The uncritical acceptance of the term of fundamentalism by conservative, liberal and radical commentators is symptomatic of the way in which a "them" and "us" outlook on the world has become intellectually plausible.  At its most banal, this outlook proposes that they are irrational while we are rational or that they are intolerant while we are tolerant. The fundamentalist label provides a moral and cultural condemnation of millions of people.  At its simplest, the fundamentalist label helps to recycle the old Orientalist stereotypes about fanatical, frustrated people. "Muslims are frustrated and frustrated people snarl", concluded the editor of The Economist (August 1994).


The Guardian opted for the more liberal version of the schema. It drew the line between those who are tolerant and those who are not.  Taking sides against the fundamentalists in the civil war in Sudan, it observed that "the tolerance exhibited in the Nuba mountains is the mirror image of Khartoum's intolerance" (July 22, 1995).  For the reporter of this story, the discovery of an example of tolerance in Africa, was itself, nothing short of "remarkable".


Serious liberal and leftist theoreticians and social scientists are no less prey to the attractions of the two-tier moral system that underspins the fundamentalist concept.  The concept plays a central role in the recent writings of Anthony Giddens. According to Giddens, fundamentalism represents a refusal to dialogue. In some cases it "demonises the alien".   At times Giddens' diagnosis sounds suspiciously like the bearded irrational fanatic of the Western media. It does not occur to Giddens that fundamentalists may not have a monopoly over demonising aliens (Gidden 1994, p. 190).

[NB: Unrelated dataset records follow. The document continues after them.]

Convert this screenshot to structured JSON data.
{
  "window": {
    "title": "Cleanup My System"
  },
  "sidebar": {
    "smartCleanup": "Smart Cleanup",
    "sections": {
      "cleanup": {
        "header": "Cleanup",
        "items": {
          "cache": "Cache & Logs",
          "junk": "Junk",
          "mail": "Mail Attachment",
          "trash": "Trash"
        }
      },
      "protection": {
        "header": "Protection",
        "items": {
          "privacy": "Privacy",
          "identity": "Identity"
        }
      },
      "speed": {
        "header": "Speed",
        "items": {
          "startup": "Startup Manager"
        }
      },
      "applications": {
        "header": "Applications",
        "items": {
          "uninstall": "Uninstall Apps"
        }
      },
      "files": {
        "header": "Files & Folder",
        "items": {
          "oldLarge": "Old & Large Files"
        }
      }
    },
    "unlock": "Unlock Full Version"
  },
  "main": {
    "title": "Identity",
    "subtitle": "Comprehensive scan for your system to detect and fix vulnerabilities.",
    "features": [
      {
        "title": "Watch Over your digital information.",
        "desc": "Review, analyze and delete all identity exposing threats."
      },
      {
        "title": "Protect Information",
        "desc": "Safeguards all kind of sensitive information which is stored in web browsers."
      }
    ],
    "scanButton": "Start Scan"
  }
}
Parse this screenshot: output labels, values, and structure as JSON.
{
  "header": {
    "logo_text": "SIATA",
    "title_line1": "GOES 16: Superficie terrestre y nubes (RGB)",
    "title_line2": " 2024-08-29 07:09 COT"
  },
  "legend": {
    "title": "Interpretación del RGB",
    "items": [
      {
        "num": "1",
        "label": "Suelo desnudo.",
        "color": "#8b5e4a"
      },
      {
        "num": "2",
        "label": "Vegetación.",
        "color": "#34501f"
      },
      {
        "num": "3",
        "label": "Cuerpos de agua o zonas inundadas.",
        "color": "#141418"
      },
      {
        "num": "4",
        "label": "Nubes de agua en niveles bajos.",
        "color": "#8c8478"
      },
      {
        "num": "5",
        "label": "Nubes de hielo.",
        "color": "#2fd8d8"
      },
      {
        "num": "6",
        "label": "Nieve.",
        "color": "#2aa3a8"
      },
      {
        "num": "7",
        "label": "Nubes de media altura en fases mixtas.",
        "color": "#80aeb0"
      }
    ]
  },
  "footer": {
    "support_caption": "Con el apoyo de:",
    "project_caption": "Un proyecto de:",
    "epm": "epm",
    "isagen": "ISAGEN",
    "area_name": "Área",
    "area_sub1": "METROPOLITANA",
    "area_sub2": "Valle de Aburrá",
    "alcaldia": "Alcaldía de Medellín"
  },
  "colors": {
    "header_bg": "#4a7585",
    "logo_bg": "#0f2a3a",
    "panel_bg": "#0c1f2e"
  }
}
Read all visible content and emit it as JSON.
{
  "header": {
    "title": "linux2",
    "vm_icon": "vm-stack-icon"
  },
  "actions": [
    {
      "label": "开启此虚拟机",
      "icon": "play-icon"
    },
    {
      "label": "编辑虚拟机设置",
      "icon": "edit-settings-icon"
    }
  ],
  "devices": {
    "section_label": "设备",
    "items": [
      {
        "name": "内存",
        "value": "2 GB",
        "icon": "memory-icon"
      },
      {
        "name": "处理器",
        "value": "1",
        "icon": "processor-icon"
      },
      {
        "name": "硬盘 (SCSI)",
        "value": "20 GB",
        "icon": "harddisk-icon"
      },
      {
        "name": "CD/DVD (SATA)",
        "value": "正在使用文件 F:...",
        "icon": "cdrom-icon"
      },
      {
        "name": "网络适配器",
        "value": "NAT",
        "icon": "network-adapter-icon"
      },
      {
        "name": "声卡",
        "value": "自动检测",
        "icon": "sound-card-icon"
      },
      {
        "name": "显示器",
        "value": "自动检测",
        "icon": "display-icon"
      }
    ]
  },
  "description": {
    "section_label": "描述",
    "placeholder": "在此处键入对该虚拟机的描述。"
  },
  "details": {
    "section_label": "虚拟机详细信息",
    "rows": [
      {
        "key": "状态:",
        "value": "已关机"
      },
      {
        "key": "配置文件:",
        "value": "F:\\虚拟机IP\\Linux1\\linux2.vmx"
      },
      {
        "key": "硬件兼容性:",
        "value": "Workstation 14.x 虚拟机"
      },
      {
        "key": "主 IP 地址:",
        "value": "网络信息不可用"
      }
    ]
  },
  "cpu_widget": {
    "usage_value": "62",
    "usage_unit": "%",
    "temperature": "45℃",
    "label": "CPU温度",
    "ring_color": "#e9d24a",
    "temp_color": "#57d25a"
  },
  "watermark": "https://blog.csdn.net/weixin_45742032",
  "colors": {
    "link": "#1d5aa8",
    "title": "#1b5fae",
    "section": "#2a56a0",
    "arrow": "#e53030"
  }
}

The mechanistic counterposition of the fundamentalist to the non-fundamentalist continues to perpetuate the sociological legacy of the rational/irrational couplet in a new form.  Even Fred Halliday, usually a critical observer of international affairs, has come to accept the new moral consensus.  Perturbed by the "intolerance" and "antidemocratic character" of fundamentalism, Halliday argues for taking sides against them.  "Politically, it is not possible to ignore the threat that these movements pose to the citizens of the countries in which they live and, by extension, to the world", he concluded (Halliday, 1995, pp. 46 and 55). This diagnosis of the fundamentalist threat to the world necessarily invites the response of some form of intervention.


The absence of any clear intellectual differentiation among the Western intelligentsia on this elementary aspect of North-South relations is one of the most disturbing evelopments of our times.  Our aim is not to celebrate political movements characterised as fundamentalist or any particular cultural practices prevalent in the South.  The argument of this contribution is that the discovery of certain objectionable practices in the South by people from the North cannot be explained as the outcome of humanitarian and altruistic motives.  Regardless of the motives, the effect has been the manipulation of such practices to strengthen the moral authority of the West and to morally condemn societies of the South.


The acceptance of this moral division of the world in the West, has helped encourage a culture of international intrusion into the affairs of the South. Such intrusion, of course, has a long history.  What is new is the silence of critical voices in the North. In Europe and America, the right of the West to intervene is simply not in question.